Ellen Sandor. We did not design our categories on purpose. It happened to be based on our preferences. Knowing that technology is part of art’s future, I have been working with my art lab, (art)n (http://visualizinginanewlight.com), developing digital 3D art, as a future direction in photography. So, we have a huge collection of new media including my own work.

Richard Avedon, Dovima with Elephants, Evening Dress by Dior, Cirque d’Hiver, Paris, August 1955 © Richard and Ellen Sandor Family Collection

Are there still niches for collecting photography, now when the market has changed?

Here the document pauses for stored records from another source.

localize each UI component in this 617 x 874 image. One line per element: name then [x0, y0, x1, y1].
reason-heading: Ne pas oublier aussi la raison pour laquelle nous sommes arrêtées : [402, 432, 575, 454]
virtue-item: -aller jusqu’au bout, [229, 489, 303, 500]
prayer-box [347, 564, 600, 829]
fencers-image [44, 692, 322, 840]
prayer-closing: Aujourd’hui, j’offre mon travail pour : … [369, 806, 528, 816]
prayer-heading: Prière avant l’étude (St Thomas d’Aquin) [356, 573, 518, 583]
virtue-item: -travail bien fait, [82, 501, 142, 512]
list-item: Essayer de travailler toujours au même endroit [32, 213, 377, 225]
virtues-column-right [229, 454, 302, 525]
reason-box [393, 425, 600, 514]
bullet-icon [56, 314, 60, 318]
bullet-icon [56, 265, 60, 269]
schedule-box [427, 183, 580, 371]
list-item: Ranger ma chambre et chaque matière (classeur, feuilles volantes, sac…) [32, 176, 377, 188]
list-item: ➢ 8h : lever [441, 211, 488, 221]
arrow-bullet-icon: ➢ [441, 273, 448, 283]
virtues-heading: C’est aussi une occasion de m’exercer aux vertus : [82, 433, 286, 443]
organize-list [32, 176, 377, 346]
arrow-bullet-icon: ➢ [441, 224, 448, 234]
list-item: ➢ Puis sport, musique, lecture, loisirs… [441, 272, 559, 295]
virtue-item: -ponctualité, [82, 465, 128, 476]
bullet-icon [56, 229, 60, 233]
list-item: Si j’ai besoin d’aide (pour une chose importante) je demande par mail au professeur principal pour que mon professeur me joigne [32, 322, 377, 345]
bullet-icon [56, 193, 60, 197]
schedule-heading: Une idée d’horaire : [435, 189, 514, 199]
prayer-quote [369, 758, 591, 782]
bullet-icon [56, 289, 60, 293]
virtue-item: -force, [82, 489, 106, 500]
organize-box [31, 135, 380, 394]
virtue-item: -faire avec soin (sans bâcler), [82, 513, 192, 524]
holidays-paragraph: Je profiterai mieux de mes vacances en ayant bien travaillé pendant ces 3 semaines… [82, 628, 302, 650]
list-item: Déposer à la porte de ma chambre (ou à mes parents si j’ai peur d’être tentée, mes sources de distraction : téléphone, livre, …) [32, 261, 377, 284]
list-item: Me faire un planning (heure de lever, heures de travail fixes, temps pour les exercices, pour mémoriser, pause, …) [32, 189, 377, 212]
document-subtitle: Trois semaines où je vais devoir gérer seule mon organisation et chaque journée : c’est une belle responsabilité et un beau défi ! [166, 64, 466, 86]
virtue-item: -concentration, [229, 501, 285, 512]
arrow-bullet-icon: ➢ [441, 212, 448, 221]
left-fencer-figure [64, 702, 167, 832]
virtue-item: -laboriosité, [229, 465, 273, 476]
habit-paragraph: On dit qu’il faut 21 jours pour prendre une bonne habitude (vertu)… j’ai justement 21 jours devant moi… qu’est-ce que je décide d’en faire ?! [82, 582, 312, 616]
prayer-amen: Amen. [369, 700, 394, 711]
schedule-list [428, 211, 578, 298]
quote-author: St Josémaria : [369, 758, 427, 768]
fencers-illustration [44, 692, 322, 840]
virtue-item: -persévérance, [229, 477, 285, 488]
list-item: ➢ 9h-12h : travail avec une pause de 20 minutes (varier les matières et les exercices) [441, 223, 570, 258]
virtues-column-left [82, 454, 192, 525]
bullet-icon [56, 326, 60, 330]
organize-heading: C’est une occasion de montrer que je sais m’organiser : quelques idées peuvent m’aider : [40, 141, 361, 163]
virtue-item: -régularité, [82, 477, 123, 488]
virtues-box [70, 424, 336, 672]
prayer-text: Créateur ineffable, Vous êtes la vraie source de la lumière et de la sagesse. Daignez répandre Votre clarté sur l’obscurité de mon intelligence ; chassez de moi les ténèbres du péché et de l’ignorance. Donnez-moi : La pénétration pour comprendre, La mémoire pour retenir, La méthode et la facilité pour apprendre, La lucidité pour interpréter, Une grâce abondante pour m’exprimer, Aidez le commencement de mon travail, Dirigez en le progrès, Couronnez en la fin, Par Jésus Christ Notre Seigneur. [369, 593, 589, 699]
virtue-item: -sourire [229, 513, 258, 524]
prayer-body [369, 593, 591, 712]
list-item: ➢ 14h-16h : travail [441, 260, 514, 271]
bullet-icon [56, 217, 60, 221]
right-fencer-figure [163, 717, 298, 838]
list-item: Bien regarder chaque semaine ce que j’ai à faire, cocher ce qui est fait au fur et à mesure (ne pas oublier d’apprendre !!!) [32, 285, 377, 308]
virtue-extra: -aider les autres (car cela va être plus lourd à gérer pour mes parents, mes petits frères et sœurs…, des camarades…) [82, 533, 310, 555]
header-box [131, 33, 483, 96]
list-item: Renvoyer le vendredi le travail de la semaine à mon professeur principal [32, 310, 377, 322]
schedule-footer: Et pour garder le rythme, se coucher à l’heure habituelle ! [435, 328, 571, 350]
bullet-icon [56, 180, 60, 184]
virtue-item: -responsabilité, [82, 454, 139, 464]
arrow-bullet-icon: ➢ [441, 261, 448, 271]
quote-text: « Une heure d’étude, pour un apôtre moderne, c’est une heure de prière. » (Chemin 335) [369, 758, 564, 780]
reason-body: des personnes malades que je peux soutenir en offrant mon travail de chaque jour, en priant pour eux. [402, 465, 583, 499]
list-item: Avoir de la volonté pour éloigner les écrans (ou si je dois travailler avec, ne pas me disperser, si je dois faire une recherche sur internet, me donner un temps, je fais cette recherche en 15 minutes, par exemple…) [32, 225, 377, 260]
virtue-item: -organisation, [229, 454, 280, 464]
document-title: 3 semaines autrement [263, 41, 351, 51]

Richard Sandor. When we started collecting photography, we paid prices which were considered absurd. Thousands of dollars instead of hundreds. If you watch the price over time, it went from the record of $5000 to $500,000 dollars and now, once the rarity was accepted, we even count in millions. Every major country in the West has a photography museum. I feel that there is still a huge potential because of the modern economy. China has just opened its first photography museum. We will be going through another wave of enormous grow as the Asian world will discover Western photography, and begins to create their own generation of modern and post-modernism. I think the beauty of photography is that you can still find great pieces for hundreds of dollars or a few thousand. As a student of markets, I think if a great vintage print sells for $300,000, and a modern print of the same image sells for $3,000, that’s a good value.

Ellen Sandor. Those people who say photography is an accepted medium, they are in North America or Europe. There are billions of people on the planet who haven’t been exposed to photography yet. It’s important for new collectors to educate themselves and then use a combination of instincts and research. You can still find a lot to discover for example in the art graduate schools. However, diving in blindly is not advised. It is work. Work, passion and good instinct.